Segundo a atriz, o concurso de Paquitas foi uma oportunidade de entrar no mundo artístico. Ela afirma que a carreira como artista mirim já existia, porém diz ter ganhado grande projeção com a oportunidade. Determinada a se mudar para o “Rio de Janeiro, o centro das artes no país”, Lana enviou uma carta à Marlene Mattos com a inscrição como Paquita. Aproximadamente 8.500 cartas foram analisadas no processo seletivo e apenas oito delas, incluindo a de Lana, foram escolhidas para compor o novo grupo de Paquitas do Xuxa Park, em 1991. Aos 12 anos, a menina assumiu o cargo como ajudante de palco.

Artista há mais de 25 anos, Lana Rhodes reflete sobre a falta de representatividade e diversidade no audiovisual brasileiro dos anos 90

Lana Rhodes reflete sobre a falta de representatividade e diversidade no audiovisual dos anos 90 (Foto: Eduardo Rodrigues)

“Costumo pensar que a impossibilidade de uma menina preta ser paquita pode ter traumatizado muitas pessoas. Então, não posso falar apenas do meu ponto de vista e do meu sonho realizado. Essa personagem que eu vivi nos anos 2000 e que me fez tão feliz me faz pensar, atualmente, que nós podemos fazer de forma diferente”.

Mundo corporativo

 No período matutino, Lana se dedica ao mundo corporativo, o que faz com que ela deixe os trabalhos como atriz para o período noturno. Embora o trabalho na Rede D’Or tome bastante do seu tempo, ela acredita que os dois ofícios se complementam. A atriz avalia que a arte também permitiu que ela se debruçasse nos estudos sobre o ser humano.

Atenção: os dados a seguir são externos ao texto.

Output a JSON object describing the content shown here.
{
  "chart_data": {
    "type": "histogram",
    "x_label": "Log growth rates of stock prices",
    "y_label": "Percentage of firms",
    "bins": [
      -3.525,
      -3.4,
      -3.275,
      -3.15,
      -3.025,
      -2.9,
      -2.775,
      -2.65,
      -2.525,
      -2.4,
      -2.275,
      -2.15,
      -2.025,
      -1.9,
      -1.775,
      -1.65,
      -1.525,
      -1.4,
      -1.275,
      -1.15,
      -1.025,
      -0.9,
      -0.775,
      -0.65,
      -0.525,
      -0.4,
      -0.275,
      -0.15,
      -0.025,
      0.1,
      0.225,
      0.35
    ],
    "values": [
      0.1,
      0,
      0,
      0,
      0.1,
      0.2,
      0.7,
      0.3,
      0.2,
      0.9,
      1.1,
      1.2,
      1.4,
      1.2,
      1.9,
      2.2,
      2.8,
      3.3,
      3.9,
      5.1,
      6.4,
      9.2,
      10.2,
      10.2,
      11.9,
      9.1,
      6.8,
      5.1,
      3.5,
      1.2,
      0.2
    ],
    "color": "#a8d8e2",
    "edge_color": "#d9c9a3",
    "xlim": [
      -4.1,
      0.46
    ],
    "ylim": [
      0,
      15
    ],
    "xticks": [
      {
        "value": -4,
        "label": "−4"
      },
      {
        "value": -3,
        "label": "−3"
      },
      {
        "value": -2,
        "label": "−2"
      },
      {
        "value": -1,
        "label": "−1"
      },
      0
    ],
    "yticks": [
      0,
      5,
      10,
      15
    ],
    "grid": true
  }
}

“Estou fazendo arte mesmo fora do mundo artístico porque, dentro do meu escopo de trabalho, a minha maior tarefa é lidar com pessoas, já que estou na área de relacionamentos. Estar com pessoas é o meu maior objeto de estudo desde que me entendo como gente no mundo artístico. Desde os 14 anos, estudo sobre as pessoas, a filosofia e a psicologia”, descreve a assistente especial para assuntos institucionais da empresa.

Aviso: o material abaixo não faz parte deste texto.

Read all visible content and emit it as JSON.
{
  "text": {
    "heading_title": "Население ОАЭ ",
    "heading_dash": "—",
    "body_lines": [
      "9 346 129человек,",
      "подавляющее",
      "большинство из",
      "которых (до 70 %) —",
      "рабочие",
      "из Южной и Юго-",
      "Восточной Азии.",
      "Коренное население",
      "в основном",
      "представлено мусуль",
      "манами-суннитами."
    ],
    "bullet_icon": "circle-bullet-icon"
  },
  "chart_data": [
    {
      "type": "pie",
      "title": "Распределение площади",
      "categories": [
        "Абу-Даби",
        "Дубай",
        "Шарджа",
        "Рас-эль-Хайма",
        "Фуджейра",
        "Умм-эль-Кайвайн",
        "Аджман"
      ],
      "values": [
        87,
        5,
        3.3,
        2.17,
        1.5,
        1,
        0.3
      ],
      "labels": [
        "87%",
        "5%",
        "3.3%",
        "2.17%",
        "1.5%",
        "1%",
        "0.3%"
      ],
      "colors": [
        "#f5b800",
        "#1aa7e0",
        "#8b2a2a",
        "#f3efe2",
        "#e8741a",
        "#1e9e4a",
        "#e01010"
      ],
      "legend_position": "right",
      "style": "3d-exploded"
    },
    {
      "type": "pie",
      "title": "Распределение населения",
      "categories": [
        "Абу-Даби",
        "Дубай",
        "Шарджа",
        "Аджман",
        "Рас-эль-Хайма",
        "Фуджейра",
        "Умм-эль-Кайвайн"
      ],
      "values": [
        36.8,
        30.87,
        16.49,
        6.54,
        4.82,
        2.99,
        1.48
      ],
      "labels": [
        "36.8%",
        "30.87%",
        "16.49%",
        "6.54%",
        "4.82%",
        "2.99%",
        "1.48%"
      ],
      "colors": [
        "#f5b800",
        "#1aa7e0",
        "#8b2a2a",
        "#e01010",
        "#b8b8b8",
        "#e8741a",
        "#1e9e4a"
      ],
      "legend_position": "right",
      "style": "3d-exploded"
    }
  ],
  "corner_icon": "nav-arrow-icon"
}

A artista explica que a figura dela chama atenção no mundo corporativo, até mesmo porque muitas pessoas já a conhecem do segmento artístico. Para ela, o costume de falar no palco e a desenvoltura nos relacionamentos foram habilidades desenvolvidas em sua outra carreira.

A ex-paquita Lana Rhodes reflete sobre a misoginia e o padrão de beleza

A ex-paquita Lana Rhodes reflete sobre a misoginia e o padrão de beleza (Foto: Eduardo Rodrigues)

Lana não se sente julgada no ambiente de trabalho corporativo. “Tive a sorte e o privilégio de trabalhar com muitas pessoas inteligentes que, geralmente, sentam e me fazem perguntas. Brevemente, o preconceito ou a estranheza diminuem. Com a humildade de querer aprender com as pessoas que estão há mais tempo naquele ambiente do que eu, consigo converter esses pensamentos”.

Atriz (quase) homônima pornô

Lana Rhodes é constantemente confundida com a atriz norte-americana de filmes adultos Lana Rhoades, de 27 anos. Apesar do publico associá-la à estrangeira, Lana se diverte com a situação e não se preocupa. Ela acredita que “qualquer pessoa com o mínimo de observação compreende” que elas são pessoas diferentes.

“Durante a pandemia, o que associou muito a minha imagem à dela foi a busca dos nossos nomes no Google. Ela aparece antes de mim nos resultados de busca por ser uma atriz mundialmente famosa. Acho graça da situação e, inclusive, nas redes sociais, muitas pessoas me seguem por achar que sou ela e acabam ficando no meu perfil por gostarem dos meus conteúdos. Demora um tempo para que elas entendam que a nossa dinâmica de exposição é diferente, mas elas dizem que passam a acompanhar o meu trabalho”, comenta.

O que, de fato, incomoda a atriz é a entrega dos resultados da atriz pornô e a quantidade de buscas no Google que não correspondem à artista brasileira. Lana confessa até mesmo ter pensado em trocar de nome artístico pela curiosa coincidência, porém decidiu não se estressar por algo que está fora de seu controle.